Also, a piece which proves valuable companion reading is the recent post by Felix Salmon, of the blog Market Movers. He is skeptical of French’s claim that Brandeis needs to sell the Rose, and offers a financial dissenting viewpoint on the decision.

He also found at least one answer to our anonymous alumnus’ question. In a follow-up post, he states that he was told by David Nathan, the director of communications in Brandeis’ Office of Alumni Relations,

Apparently all of the Rose Art Museum’s artworks are considered to be assets of the university endowment, valued at $1 each. All the proceeds from the sale of any artwork, then, is automatically a desperately-needed capital gain for the endowment.

Tricky.

~Loki

Author

7 thoughts on “Did Too Much Debt Cause Brandeis’ Financial Woes?”

  1. Cynic –
    Excellent points. I cannot understand why the University overextended itself so enormously. I cannot help but draw comparisons to the nation’s financial sector – after everything crashed, the Rose has become our bailout fund.

  2. Publius is spot-on.

    But he also highlights an important point, one that has mostly been lost in this discussion. Your anonymous financial analyst gets it backwards when he suggests that Brandeis was somehow duplicitous to report endowment gains at the same time it assumed larger debts. Those are two separate categories.

    But the real question is whether Brandeis engaged in reckless expansion. I have to say that it strikes me as more than a little hubristic for a university with a structural operating deficit to have launched an aggressive building campaign financed in large part with long-term debt. Brandeis quite simply lacked sufficient financial support from its donor base to pay for the buildings it felt necessary to compete. It built the New Ridgewood dormitories for $35 million, without so much as a name donor – where are the student protests about that? It opted to build an enormous new, state-of-the-art science facility, with a reported price tag of $154 million. The Shapiros ponied up $25 million, to bail out the struggling project; counting that pledge, the university had only $39 million in hand when construction began. The largest capital project in the university’s history, built on hope. Where were the protesters then? Once committed to these projects, Brandeis found itself obliged to complete them, even after it became clear that it couldn’t afford them and was facing a fiscal crisis.

    I understand that operating and capital budgets are nominally separate. But the emphasis on new facilities absorbed much of the flow of funds generated by the capital campaign, and saddled the university with expensive debt service that it can now ill-afford. Not to mention ongoing maintenance costs, and the inevitable cost overruns.

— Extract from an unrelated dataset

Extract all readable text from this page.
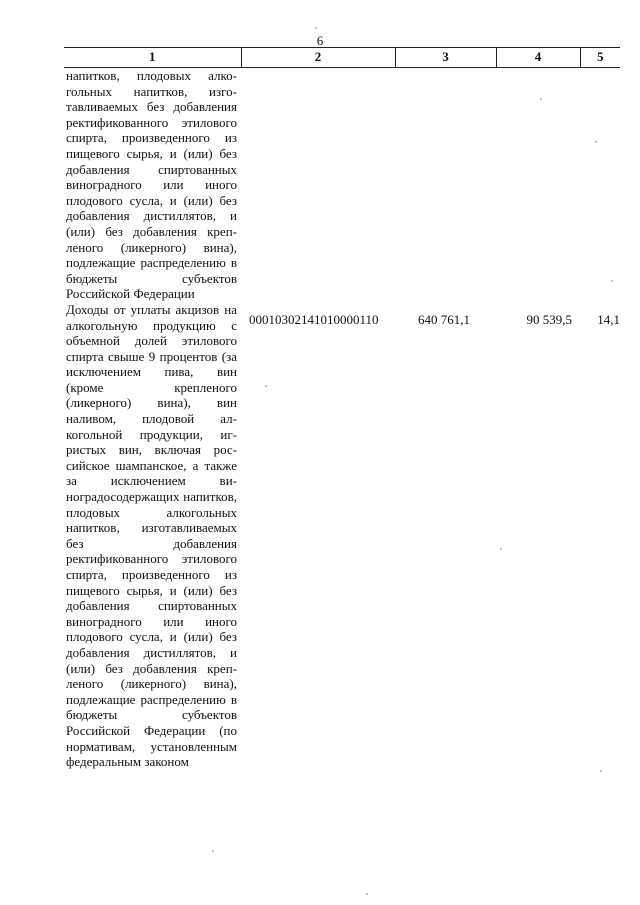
6
1	2	3	4	5

напитков, плодовых алкогольных напитков, изготавливаемых без добавления ректификованного этилового спирта, произведенного из пищевого сырья, и (или) без добавления спиртованных виноградного или иного плодового сусла, и (или) без добавления дистиллятов, и (или) без добавления крепленого (ликерного) вина), подлежащие распределению в бюджеты субъектов Российской Федерации				

Доходы от уплаты акцизов на алкогольную продукцию с объемной долей этилового спирта свыше 9 процентов (за исключением пива, вин (кроме крепленого (ликерного) вина), вин наливом, плодовой алкогольной продукции, игристых вин, включая российское шампанское, а также за исключением виноградосодержащих напитков, плодовых алкогольных напитков, изготавливаемых без добавления ректификованного этилового спирта, произведенного из пищевого сырья, и (или) без добавления спиртованных виноградного или иного плодового сусла, и (или) без добавления дистиллятов, и (или) без добавления крепленого (ликерного) вина), подлежащие распределению в бюджеты субъектов Российской Федерации (по нормативам, установленным федеральным законом	00010302141010000110	640 761,1	90 539,5	14,1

    The predictable result is that the university is going to have to aggressively pare back faculty and graduate students. Specifically, it’s targeting the arts, humanities, and social sciences – the non-grant-funded disciplines, in which the university itself bears the prime costs of education. After all, cutting staff or students who are funded with grants doesn’t save the university much money. But I can’t help but wonder whether, in some ultimate sense, the university’s decision to invest $154 million in shiny new facilities for the sciences – $115 million more than it had on hand – is now costing the institution its strengths in other areas.

    No, it didn’t directly precipitate the crisis. But had Brandeis focused on shoring up its structural problems before it moved to construct facilities for which it couldn’t actually pay, it might have preserved the flexibility to ride out the downturn.

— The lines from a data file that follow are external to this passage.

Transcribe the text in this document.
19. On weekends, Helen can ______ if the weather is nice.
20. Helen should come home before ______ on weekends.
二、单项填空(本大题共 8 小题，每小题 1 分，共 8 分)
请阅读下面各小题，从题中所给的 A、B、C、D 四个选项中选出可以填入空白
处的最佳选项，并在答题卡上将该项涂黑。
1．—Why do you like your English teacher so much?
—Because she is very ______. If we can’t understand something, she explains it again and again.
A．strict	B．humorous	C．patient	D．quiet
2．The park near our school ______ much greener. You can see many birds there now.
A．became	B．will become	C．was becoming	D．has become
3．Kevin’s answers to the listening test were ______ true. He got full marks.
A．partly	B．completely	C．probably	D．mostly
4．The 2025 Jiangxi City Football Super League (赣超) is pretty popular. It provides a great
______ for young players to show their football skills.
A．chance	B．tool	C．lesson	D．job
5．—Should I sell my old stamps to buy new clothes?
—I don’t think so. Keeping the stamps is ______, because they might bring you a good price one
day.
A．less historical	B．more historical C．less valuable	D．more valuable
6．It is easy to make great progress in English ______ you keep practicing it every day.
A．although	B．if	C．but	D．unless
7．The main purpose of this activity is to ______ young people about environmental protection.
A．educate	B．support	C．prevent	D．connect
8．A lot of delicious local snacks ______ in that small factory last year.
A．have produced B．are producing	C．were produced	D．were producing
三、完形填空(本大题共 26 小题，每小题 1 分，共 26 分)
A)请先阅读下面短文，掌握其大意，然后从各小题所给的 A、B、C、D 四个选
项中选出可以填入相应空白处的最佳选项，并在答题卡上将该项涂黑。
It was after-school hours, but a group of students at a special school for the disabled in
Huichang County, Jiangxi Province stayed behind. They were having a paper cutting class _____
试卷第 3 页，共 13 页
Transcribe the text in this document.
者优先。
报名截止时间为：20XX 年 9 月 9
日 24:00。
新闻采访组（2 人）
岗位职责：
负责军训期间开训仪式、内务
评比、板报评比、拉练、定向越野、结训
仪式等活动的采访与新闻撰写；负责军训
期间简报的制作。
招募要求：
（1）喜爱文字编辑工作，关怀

  3. Also, one more thing. Most of these Tax Exempt bonds were taken through MassDev. They were taken to help complete buildings like the science center as well as do necessary improvements to the physical plant to bring the buildings up to fire code. The bonds that were taken over the last couple of years are 25-30 year bonds, so the payments on the bond is not what is causing a $25 million deficit in a couple of years. The major thing that appears to be causing the problem is the inability to take the 6% or so from the endowment to pay for operating expenses as they have the past few years (that is like $50 million).

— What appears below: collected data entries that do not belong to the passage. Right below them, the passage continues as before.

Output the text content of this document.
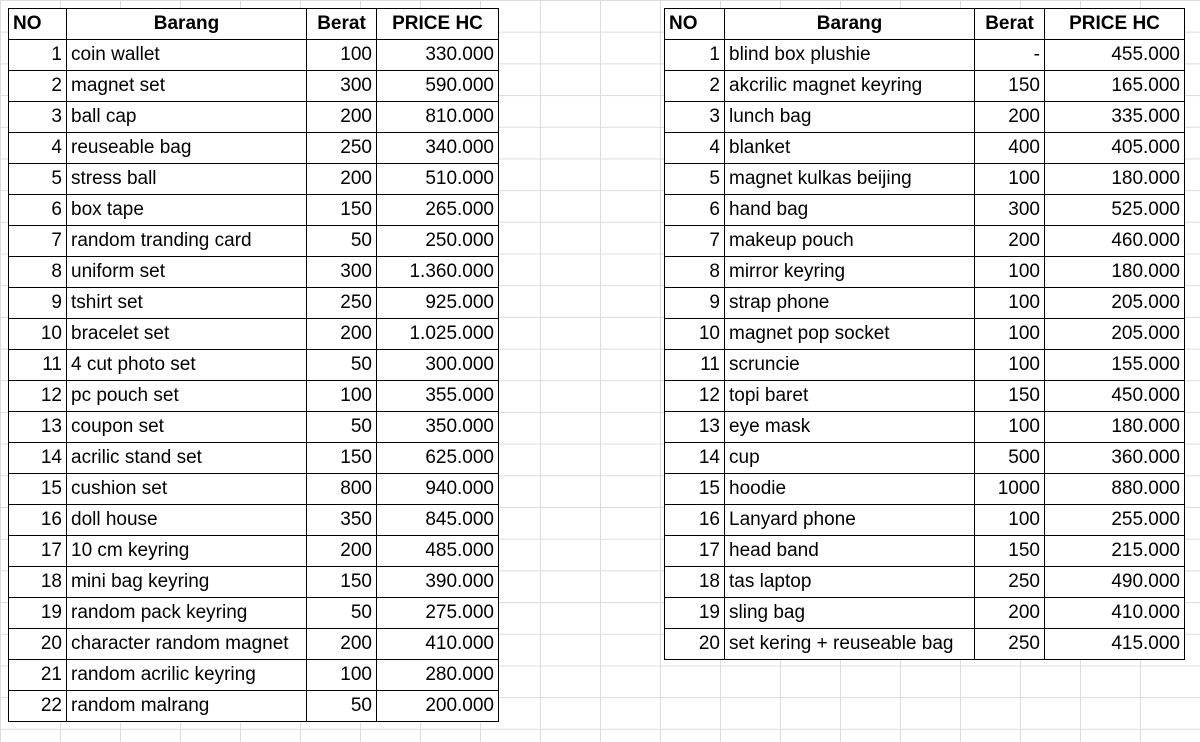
NO	Barang	Berat	PRICE HC
1	coin wallet	100	330.000
2	magnet set	300	590.000
3	ball cap	200	810.000
4	reuseable bag	250	340.000
5	stress ball	200	510.000
6	box tape	150	265.000
7	random tranding card	50	250.000
8	uniform set	300	1.360.000
9	tshirt set	250	925.000
10	bracelet set	200	1.025.000
11	4 cut photo set	50	300.000
12	pc pouch set	100	355.000
13	coupon set	50	350.000
14	acrilic stand set	150	625.000
15	cushion set	800	940.000
16	doll house	350	845.000
17	10 cm keyring	200	485.000
18	mini bag keyring	150	390.000
19	random pack keyring	50	275.000
20	character random magnet	200	410.000
21	random acrilic keyring	100	280.000
22	random malrang	50	200.000
NO	Barang	Berat	PRICE HC
1	blind box plushie	-	455.000
2	akcrilic magnet keyring	150	165.000
3	lunch bag	200	335.000
4	blanket	400	405.000
5	magnet kulkas beijing	100	180.000
6	hand bag	300	525.000
7	makeup pouch	200	460.000
8	mirror keyring	100	180.000
9	strap phone	100	205.000
10	magnet pop socket	100	205.000
11	scruncie	100	155.000
12	topi baret	150	450.000
13	eye mask	100	180.000
14	cup	500	360.000
15	hoodie	1000	880.000
16	Lanyard phone	100	255.000
17	head band	150	215.000
18	tas laptop	250	490.000
19	sling bag	200	410.000
20	set kering + reuseable bag	250	415.000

  4. Just wanted to point out that the Form 990 breaks it out into base pay and deferred comp/benefits. President Reinharz and Peter French’s base pay is a much lower (for President Reinharz it is $367,000) in the year ended June 30, 2007. The deferred comp part may have been payments from earlier years that were paid 2006-2007 + the benefits package. Keep that in mind because is base pay is actually below that of comparable institutions.

  5. http://query.nytimes.com/gst/fullpage.html?res=9D0CE2DF1630F93AA25753C1A967958260&fta=y&scp=2&sq=Brandeis%20&st=cse

    In case you have not seen this 1991 story about Brandeis selling art, you may find it interesting. This is not to argue in favor or against the move, but only to point out that the university has gone down this path
    before. Arguably it should have anticipated the fallout that ensued and adjusted its public relations approach accordingly.

  6. I can’t believe President Reinharz isn’t taking a pay cut. What does he do with all that money??? (And as a secondary question, did he invest with Maddoff?)